Каждая такая плотина помнит столетье, – заводы стоят в сырости, в оврагах, прокоптились, одряхлели, на заводах работают вручную, – на заводах в домнах и мартенах плавят чугун и сталь, как плавили столетие тому назад, – не каменным – древесным углем, деревом, дровами: и у каждой заводской плотины – огромные сплавы дров, и пыхтит двигатель на лесопилке, готовя топливо заводу. И направо и налево от заводов, подпирая лес, в леса влезая, стоят прокопченные, приземистые, широкопазые избенки рабочего поселка. Рабочие здесь – вручную льют чугун, вручную мнут болванку, а дома пашут землю, ловят рыбу и пасут скотину (и такие горькие ботала звенят на шеях у скотины!). Рабочие с поселков остались здесь от крепостных и «государственных» крестьян.
Красный месяц поднимается на востоке, красною раною уходит солнце на западе, защитившись огненными щитами облаков: по лощинам в синей мгле лесов, меж гор вспыхивают красные раны мартенов – на Чермозе, на Майкоре, на Пожве, на Кувине, на Чусовой.
На заводах, на заводе из кусков чугуна («штыкового», «полового», «изложницы», «скардовника»), почти вручную, первобытно, почти как при Петре, выковывают серпы, косы, рельсы, чаны, котлы, кровельное железо. В мартене, конечно, зажат кусок солнца: туда надо смотреть, как на солнце, через синие очки, – но солнце мартена становится простою серою болванкою. Эту болванку разогревают в сварочном цехе: и с помощью десятка рабочих рук и прокатного станка красное тесто железа раскатывают в длинные полосы, как хозяйка, когда хочет такими полосами покрыть пирог. Эти скатки режут на куски, почти вручную: и куски идут в железопрокатный цех, вновь их раскаляют, вновь их катят, как хозяйка скалкой тесто на пирог. Потом эти листы обрежут, проверят, промаслят, сложат – и будет готово листовое железо, различных качеств и толщин.

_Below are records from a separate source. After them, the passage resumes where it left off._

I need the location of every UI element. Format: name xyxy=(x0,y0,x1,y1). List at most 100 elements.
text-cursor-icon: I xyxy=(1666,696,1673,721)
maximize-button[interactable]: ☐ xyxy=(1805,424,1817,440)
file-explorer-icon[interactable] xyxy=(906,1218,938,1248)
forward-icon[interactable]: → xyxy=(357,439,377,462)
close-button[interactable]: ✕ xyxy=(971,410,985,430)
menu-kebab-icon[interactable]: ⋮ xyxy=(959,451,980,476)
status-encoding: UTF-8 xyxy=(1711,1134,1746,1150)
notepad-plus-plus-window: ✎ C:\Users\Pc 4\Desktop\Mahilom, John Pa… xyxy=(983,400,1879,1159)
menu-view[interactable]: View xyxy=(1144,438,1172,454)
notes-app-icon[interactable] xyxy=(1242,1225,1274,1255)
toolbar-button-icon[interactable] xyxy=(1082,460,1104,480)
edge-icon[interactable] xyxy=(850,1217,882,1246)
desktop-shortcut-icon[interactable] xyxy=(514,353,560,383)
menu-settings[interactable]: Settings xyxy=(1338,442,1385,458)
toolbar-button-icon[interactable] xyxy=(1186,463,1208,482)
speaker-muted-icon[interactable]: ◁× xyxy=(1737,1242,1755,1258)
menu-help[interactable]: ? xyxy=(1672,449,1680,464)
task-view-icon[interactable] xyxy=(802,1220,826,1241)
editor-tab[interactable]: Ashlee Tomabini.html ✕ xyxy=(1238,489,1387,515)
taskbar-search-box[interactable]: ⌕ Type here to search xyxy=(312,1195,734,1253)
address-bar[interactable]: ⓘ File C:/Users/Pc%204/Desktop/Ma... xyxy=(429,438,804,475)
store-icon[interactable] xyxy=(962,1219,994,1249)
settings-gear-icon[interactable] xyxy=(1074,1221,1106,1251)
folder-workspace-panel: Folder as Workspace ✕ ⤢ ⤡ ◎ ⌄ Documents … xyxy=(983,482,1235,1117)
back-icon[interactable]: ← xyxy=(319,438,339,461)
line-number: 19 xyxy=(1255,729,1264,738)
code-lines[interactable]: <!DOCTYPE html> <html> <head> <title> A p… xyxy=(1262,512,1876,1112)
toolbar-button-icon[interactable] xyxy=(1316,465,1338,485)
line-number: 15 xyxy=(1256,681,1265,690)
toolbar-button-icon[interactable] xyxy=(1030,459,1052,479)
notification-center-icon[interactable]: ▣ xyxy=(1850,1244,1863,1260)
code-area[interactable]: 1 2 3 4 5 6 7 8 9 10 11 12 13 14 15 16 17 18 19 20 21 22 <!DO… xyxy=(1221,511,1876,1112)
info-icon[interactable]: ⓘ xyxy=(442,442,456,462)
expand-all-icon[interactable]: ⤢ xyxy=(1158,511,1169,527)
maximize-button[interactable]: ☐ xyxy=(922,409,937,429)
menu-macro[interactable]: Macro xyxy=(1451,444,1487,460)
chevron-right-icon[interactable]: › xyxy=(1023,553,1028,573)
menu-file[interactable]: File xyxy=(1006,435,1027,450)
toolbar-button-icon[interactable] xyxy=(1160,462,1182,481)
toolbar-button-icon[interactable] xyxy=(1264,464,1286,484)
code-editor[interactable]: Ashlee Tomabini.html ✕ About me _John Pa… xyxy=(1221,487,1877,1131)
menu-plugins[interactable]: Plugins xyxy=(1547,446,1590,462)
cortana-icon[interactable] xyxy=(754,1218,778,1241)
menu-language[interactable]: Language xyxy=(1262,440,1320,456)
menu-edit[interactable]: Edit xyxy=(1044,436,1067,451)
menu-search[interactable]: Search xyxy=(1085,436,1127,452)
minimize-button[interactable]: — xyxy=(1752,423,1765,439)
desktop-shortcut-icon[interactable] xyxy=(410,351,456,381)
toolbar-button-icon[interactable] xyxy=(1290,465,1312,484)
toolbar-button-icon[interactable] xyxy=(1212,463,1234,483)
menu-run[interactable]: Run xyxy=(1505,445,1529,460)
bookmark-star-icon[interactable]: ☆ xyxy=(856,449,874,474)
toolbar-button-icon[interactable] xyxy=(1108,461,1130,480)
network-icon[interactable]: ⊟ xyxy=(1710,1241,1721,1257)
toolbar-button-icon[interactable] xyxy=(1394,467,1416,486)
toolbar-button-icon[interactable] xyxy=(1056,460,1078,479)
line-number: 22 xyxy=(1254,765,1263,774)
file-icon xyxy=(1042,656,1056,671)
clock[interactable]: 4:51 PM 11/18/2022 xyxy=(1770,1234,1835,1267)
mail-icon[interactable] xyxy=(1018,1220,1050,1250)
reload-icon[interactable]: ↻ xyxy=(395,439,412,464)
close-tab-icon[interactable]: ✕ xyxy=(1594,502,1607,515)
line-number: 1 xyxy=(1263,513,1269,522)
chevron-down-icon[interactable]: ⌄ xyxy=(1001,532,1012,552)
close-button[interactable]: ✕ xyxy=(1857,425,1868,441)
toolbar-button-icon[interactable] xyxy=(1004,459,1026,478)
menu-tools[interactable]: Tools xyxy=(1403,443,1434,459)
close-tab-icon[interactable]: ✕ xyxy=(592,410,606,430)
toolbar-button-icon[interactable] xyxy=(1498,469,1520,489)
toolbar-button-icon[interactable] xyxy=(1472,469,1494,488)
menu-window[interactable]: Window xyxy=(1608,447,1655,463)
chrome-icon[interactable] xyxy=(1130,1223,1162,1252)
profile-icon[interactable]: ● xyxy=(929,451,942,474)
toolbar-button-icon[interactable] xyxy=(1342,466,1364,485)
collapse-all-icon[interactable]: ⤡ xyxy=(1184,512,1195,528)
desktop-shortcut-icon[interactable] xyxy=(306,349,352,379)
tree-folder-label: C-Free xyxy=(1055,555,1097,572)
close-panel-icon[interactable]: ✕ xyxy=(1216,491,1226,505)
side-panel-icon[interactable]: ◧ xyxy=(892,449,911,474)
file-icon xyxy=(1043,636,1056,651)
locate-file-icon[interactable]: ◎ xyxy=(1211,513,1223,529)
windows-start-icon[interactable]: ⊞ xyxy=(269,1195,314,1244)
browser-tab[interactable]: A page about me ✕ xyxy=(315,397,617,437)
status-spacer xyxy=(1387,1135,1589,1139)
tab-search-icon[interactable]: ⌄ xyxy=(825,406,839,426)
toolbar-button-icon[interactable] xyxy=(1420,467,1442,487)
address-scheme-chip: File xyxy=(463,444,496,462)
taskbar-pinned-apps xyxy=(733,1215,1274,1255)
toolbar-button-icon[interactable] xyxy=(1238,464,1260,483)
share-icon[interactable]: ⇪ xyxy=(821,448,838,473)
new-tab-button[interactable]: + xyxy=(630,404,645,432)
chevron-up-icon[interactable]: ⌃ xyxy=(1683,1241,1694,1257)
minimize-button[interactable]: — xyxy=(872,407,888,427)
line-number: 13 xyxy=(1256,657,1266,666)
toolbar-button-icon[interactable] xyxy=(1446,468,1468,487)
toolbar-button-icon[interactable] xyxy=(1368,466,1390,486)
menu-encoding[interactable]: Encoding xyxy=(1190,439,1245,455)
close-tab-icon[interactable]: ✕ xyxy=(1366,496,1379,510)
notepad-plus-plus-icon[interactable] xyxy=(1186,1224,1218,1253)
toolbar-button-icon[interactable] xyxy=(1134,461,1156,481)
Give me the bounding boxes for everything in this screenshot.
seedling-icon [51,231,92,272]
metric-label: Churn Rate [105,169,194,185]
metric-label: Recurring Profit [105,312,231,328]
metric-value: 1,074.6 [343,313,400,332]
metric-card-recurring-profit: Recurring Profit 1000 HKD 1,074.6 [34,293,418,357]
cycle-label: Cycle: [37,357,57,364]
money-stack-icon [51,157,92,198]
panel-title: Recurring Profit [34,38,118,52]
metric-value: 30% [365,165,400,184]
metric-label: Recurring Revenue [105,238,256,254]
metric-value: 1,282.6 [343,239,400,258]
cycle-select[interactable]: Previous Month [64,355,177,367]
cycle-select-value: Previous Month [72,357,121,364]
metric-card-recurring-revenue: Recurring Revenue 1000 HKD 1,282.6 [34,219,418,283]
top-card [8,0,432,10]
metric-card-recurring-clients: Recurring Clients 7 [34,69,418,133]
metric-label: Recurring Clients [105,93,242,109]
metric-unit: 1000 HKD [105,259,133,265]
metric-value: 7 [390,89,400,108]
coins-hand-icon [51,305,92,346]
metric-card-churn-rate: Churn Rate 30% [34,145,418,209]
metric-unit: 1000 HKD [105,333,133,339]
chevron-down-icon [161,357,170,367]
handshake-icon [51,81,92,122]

Потому что здесь работают первобытно, здесь на каждой пачке железа мастер пишет свое имя, отчество и фамилию – Карп Маркович Москва, внучатый племянник Ивана.
Там, где надо железо размять, прокатить, – там работает молот, силу получивший от воды, ничуть не сложнее, чем на наших деревенских водяных мельницах, где, как сказывают сказки, проживают в омутах водяные.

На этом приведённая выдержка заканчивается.